Pope Francis also drew people's attention to the fact that in the Gospel stories of Jesus' birth, Mary is silent. And the newborn Jesus, obviously, cannot speak.

"We need to remain silent as we gaze upon the crib," he said. "Pondering the crib, we discover anew that we are loved; we savor the real meaning of life. As we look on in silence, we let Jesus speak to our heart.

"May His lowliness lay low our pride; His poverty challenge our pomp; His tender love touch our hardened hearts," the pope prayed.

Celebrating evening prayer Dec. 31 and offering thanks to God for the year that was ending, Pope Francis gave a special acknowledgement to people — especially parents and teachers — who are "artisans of the common good," working to help their families, neighbors and communities each day without fanfare.

But, he said, people also must acknowledge that God gave humanity the year 2017 "whole and sound," yet "we human beings have in many ways wasted and wounded it with works of death, with lies and injustices. Wars are the flagrant sign of this backsliding and absurd pride. But so are all the small and great offenses against life, truth and solidarity, which cause multiple forms of human, social and environmental degradation."

Pope prints postcard illustrating the horror of war

By Catholic News Service

VATICAN CITY — As 2017 drew to a close, the horrors of war and people's yearnings for peace were on Pope Francis' mind and in his prayers.

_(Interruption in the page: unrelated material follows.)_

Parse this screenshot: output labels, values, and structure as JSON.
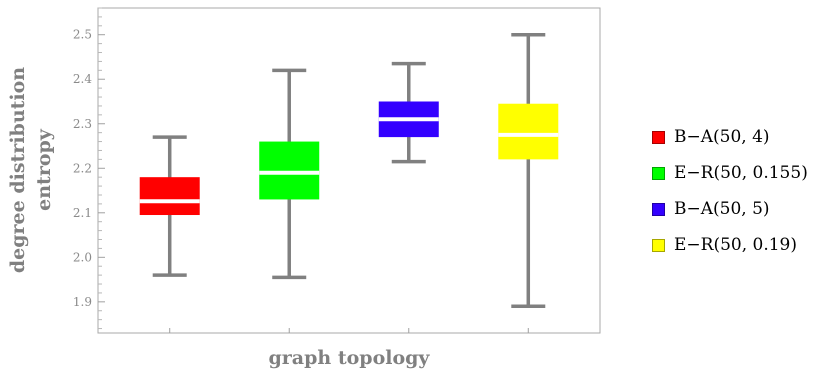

In an unusual move late Dec. 30, the pope had the Vatican press office and Vatican media distribute a copy of a famous photograph from the aftermath of the atomic bombing of Nagasaki.

The photo shows a young boy, about 10 years old, carrying his dead little brother on his back. The boy is taking his brother to be cremated.

On the back of the card, Pope Francis wrote, "The fruit of war" and signed his name.

Below his signature, the pope explained that the photo was taken by U.S. Marine Corps photographer Joseph Roger O'Donnell. After the bombs were dropped on Hiroshima and Nagasaki in 1945, O'Donnell was assigned to document the scenes.

"The sadness of the child is expressed only by his lips, bitten and oozing blood," the pope wrote.

The Vatican newspaper, L'Osservatore Romano, printed a copy of the photograph and pope's explanation on the back page of its edition for Jan. 1, the Catholic Church's World Peace Day.